Varengeville Room

Restoring the Varengeville Room to Original Size & Recreating Effects of Light

project by Alex Bass

Marquise de Pompadour and Marquis de Marigny (her brother) by Alexander Roslin (1754). Composition by Alex Bass.

The Boiserie from the Hôtel de Varengeville (ca. 1736–52, with later additions) in the Wrighstman Galleries at the Metropolitan Museum of Art. This is the image I used as the basis for my digital rescaling and lighting adjustments.

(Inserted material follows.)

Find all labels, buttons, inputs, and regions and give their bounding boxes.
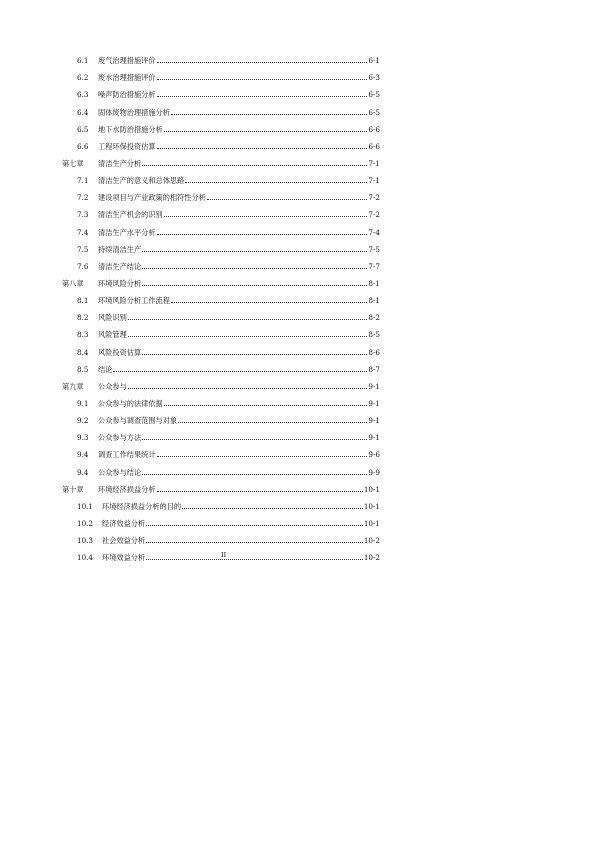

Working entirely with the Varengeville Room, my first step was to restore it to its original size, and secondly, accurately light the room at different times of the day, specifically in the morning with sunlight and in the evening with candlelight. What is lost on the visitor in the Met’s Wrightsman Galleries is the actual experience of what it would be like to exist in these spaces during different times of day, especially the more intimate spaces of the mid 18th century. Not only are we unable to see the rooms being utilized, we are unable to visualize the interaction between people and furniture and how the light in these rooms ties the entire scene together. These qualities are not merely intricacies, but crucial factors that contribute to the purpose of these new interior spaces – communicating both their social and aesthetic importance and the true grandeur of the Rococo decorative style of the early–mid 18th century France.